Résumé de la décision
Le Tribunal judiciaire de Rennes a rendu un jugement le 6 juin 2024, dans l'affaire opposant l'établissement public ARCHIPEL HABITAT à M. [F] [N] [Z]. ARCHIPEL HABITAT a demandé la condamnation de M. [Z] au paiement de 787,46 euros, correspondant à des loyers et charges impayés ainsi qu'à des réparations locatives. Le défendeur, absent à l'audience, n'a pas contesté les demandes. Le tribunal a jugé la demande recevable et fondée, condamnant M. [Z] à payer la somme demandée, tout en rejetant la demande accessoire au titre des frais irrépétibles.
Arguments pertinents
1. Recevabilité de la demande : Le tribunal a constaté que la demande d'ARCHIPEL HABITAT était fondée sur des preuves solides, notamment le bail, les états des lieux, et les lettres de mise en demeure. L'absence de contestation de la part du défendeur a renforcé la recevabilité de la demande. Le juge a affirmé que "nul élément ne vient contredire les preuves apportées", ce qui a conduit à la conclusion que la demande était "régulière, recevable et parfaitement fondée".

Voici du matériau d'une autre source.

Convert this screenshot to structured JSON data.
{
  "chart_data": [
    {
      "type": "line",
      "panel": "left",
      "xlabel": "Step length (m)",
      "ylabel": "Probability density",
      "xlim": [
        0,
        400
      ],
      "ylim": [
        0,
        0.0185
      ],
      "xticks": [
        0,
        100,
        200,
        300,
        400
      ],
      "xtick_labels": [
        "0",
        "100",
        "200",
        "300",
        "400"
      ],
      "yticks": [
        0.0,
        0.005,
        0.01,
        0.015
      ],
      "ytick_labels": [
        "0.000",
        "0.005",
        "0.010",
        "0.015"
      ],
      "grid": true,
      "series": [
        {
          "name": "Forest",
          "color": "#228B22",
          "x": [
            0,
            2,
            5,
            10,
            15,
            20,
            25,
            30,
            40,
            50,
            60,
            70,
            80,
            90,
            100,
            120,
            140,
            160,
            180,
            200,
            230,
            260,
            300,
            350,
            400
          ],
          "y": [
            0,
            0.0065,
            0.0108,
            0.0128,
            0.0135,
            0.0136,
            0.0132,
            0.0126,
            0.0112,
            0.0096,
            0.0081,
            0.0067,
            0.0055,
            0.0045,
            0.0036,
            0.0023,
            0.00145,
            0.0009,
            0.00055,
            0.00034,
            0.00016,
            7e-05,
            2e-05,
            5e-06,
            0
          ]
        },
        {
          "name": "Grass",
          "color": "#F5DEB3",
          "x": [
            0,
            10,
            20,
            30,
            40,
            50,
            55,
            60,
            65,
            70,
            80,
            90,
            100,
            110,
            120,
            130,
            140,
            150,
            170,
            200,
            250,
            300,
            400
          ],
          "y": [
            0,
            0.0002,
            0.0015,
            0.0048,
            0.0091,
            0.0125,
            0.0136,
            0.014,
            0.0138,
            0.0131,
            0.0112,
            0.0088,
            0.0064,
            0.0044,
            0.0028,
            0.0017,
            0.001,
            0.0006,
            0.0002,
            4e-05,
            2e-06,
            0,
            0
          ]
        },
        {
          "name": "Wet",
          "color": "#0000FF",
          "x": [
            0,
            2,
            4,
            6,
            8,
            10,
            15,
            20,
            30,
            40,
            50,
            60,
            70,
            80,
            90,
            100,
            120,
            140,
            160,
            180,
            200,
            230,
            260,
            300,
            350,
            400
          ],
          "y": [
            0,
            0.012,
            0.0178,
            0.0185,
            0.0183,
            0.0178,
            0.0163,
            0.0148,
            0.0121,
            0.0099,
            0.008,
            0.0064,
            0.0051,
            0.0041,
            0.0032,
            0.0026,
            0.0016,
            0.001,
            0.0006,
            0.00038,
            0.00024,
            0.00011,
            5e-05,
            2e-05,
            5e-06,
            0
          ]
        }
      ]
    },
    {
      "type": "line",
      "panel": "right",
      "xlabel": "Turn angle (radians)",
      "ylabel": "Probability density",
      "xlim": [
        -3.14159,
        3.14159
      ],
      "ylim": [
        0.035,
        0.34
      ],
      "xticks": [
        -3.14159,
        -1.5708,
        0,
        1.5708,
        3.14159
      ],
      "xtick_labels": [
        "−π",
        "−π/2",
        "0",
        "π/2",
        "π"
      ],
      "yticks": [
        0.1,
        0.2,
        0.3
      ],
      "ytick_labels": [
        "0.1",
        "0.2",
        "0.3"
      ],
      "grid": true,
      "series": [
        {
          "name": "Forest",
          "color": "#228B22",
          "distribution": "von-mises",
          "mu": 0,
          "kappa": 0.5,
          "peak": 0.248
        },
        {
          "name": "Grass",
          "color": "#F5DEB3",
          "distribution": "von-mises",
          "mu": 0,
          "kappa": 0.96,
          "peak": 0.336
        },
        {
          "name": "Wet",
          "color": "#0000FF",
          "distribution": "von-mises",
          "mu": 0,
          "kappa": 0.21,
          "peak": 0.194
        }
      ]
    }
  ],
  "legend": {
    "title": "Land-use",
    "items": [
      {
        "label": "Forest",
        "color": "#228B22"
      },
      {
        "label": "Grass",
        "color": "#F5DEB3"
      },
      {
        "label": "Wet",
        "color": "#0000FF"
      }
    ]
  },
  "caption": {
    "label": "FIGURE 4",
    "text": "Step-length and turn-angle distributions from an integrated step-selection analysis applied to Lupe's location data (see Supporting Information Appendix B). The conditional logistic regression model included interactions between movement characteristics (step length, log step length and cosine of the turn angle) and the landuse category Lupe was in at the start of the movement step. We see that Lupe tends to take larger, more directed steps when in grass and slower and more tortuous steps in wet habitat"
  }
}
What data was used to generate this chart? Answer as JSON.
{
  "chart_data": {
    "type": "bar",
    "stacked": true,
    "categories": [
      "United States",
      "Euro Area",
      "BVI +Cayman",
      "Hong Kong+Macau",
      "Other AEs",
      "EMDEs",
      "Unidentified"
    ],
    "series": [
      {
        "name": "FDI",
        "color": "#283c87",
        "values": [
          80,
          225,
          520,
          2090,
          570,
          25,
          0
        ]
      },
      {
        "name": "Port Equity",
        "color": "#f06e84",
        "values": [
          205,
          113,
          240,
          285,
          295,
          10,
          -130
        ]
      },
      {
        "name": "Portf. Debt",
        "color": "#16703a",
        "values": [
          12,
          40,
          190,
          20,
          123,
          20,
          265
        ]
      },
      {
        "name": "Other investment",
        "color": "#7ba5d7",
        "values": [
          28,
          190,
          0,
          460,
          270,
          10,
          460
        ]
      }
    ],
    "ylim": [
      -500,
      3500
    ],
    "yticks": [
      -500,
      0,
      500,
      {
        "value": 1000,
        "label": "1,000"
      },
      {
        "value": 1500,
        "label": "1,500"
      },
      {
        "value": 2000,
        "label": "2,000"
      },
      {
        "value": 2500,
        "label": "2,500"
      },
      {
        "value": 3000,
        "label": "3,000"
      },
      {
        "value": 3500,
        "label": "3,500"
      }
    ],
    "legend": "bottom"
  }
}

2. Exécution provisoire : Le tribunal a maintenu l'exécution provisoire, ce qui permet à ARCHIPEL HABITAT de récupérer les sommes dues sans attendre l'éventuel appel du défendeur. Cela est justifié par l'article 472 du Code de procédure civile, qui permet cette mesure lorsque la situation l'exige.
3. Rejet des demandes accessoires : La demande d'ARCHIPEL HABITAT au titre de l'article 700 du Code de procédure civile a été rejetée, le tribunal estimant que l'équité commandait de ne pas accorder de frais irrépétibles dans cette affaire.
Interprétations et citations légales
1. Code de procédure civile - Article 750-1 : Cet article stipule que le juge peut statuer par défaut lorsque le défendeur ne se présente pas. Dans ce cas, le tribunal a appliqué cet article en raison de l'absence du défendeur, ce qui a permis de rendre une décision sans sa présence.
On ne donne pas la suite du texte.